The Garland: ‘I know why the caged bird sings!’
The writer Paul Laurence Dunbar is celebrated as the first important black poet in American literature. He was highly acclaimed even in his own time, by the likes of James Weldon Johnson, James Newton Matthew, and James Whitcomb Riley.
Dunbar’s first volume of poetry, Oak and Ivy, was published in 1893 with editorial assistance from friend and former classmate Orville Wright (one of the famous flying brothers). The volume included what remains perhaps Dunbar’s most popular poem—”Sympathy,” in which he uses the image of a caged bird to movingly express the plight of blacks in American society.
I first read this poem in high-school in my American Literature textbook, and was immediately pierced by its poignancy. Repeated readings never fail to bring my heart to a near-bursting point of pity. The poem reminds me of my father, who hates the sight of a caged bird. “They have wings because they are meant to fly,” he says.
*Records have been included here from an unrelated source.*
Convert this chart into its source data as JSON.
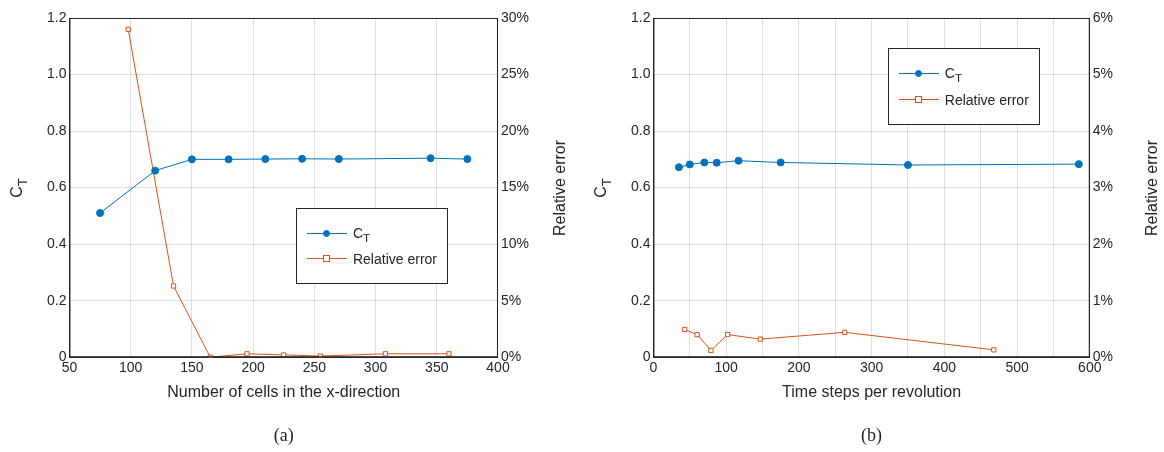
{
  "chart_data": [
    {
      "type": "line",
      "xlabel": "Number of cells in the x-direction",
      "ylabel": "C$_{T}$",
      "y2label": "Relative error",
      "xlim": [
        50,
        400
      ],
      "xticks": [
        50,
        100,
        150,
        200,
        250,
        300,
        350,
        400
      ],
      "ylim": [
        0,
        1.2
      ],
      "yticks": [
        0,
        0.2,
        0.4,
        0.6,
        0.8,
        {
          "value": 1,
          "label": "1.0"
        },
        1.2
      ],
      "y2lim": [
        0,
        30
      ],
      "y2ticks": [
        {
          "value": 0,
          "label": "0%"
        },
        {
          "value": 5,
          "label": "5%"
        },
        {
          "value": 10,
          "label": "10%"
        },
        {
          "value": 15,
          "label": "15%"
        },
        {
          "value": 20,
          "label": "20%"
        },
        {
          "value": 25,
          "label": "25%"
        },
        {
          "value": 30,
          "label": "30%"
        }
      ],
      "grid": true,
      "legend": "right",
      "annotations": [
        "(a)"
      ],
      "series": [
        {
          "name": "C$_{T}$",
          "color": "#0072bd",
          "marker": "circle",
          "x": [
            75,
            120,
            150,
            180,
            210,
            240,
            270,
            345,
            375
          ],
          "values": [
            0.51,
            0.66,
            0.7,
            0.7,
            0.701,
            0.702,
            0.701,
            0.704,
            0.701
          ]
        },
        {
          "name": "Relative error",
          "color": "#d95319",
          "marker": "square",
          "axis": "y2",
          "x": [
            98,
            135,
            165,
            195,
            225,
            255,
            308,
            360
          ],
          "values": [
            29.0,
            6.3,
            0,
            0.3,
            0.2,
            0.1,
            0.3,
            0.3
          ]
        }
      ]
    },
    {
      "type": "line",
      "xlabel": "Time steps per revolution",
      "ylabel": "C$_{T}$",
      "y2label": "Relative error",
      "xlim": [
        0,
        600
      ],
      "xticks": [
        0,
        {
          "value": 50,
          "label": null
        },
        100,
        {
          "value": 150,
          "label": null
        },
        200,
        {
          "value": 250,
          "label": null
        },
        300,
        {
          "value": 350,
          "label": null
        },
        400,
        {
          "value": 450,
          "label": null
        },
        500,
        {
          "value": 550,
          "label": null
        },
        600
      ],
      "ylim": [
        0,
        1.2
      ],
      "yticks": [
        0,
        0.2,
        0.4,
        0.6,
        0.8,
        {
          "value": 1,
          "label": "1.0"
        },
        1.2
      ],
      "y2lim": [
        0,
        6
      ],
      "y2ticks": [
        {
          "value": 0,
          "label": "0%"
        },
        {
          "value": 1,
          "label": "1%"
        },
        {
          "value": 2,
          "label": "2%"
        },
        {
          "value": 3,
          "label": "3%"
        },
        {
          "value": 4,
          "label": "4%"
        },
        {
          "value": 5,
          "label": "5%"
        },
        {
          "value": 6,
          "label": "6%"
        }
      ],
      "grid": true,
      "legend": "top right",
      "annotations": [
        "(b)"
      ],
      "series": [
        {
          "name": "C$_{T}$",
          "color": "#0072bd",
          "marker": "circle",
          "x": [
            35,
            50,
            70,
            87,
            117,
            175,
            350,
            585
          ],
          "values": [
            0.672,
            0.682,
            0.689,
            0.688,
            0.695,
            0.689,
            0.68,
            0.683
          ]
        },
        {
          "name": "Relative error",
          "color": "#d95319",
          "marker": "square",
          "axis": "y2",
          "x": [
            43,
            60,
            79,
            102,
            147,
            263,
            468
          ],
          "values": [
            0.49,
            0.4,
            0.12,
            0.4,
            0.32,
            0.44,
            0.13
          ]
        }
      ]
    }
  ]
}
°The Garland is my personal anthology of poems. I have been transcribing these by hand in a leather journal, but also wanted to use my blog to share the poems and my thoughts.
Sympathy
Paul Laurence Dunbar
I know what the caged bird feel, alas!
When the sun is bright on the upland slopes;
When the wind stirs soft through the springing grass,
And the river flows like a stream of glass;
When the first bird sings and the first bud opes,
And the faint perfume from its chalice steals—
I know what the caged bird feels!
I know why the caged bird beats his wing
Till its blood is red on the cruel bars;
For he must fly back to his perch and cling
When he fain would be on the bough a-swing;
And a pain still throbs in the old, old scars
And they pulse again with a keener sting—
I know why he beats his wing!
I know why the caged bird sings, ah me,
When his wing is bruised and his bosom sore,—
When he beats his bars and he would be free;
It is not a carol of joy or glee,
But a prayer that he sends from his heart’s deep core,
But a plea, that upward to Heaven he flings—
I know why the caged bird sings!
Painting: The Bird Cage. Frederick Carl Frieseke.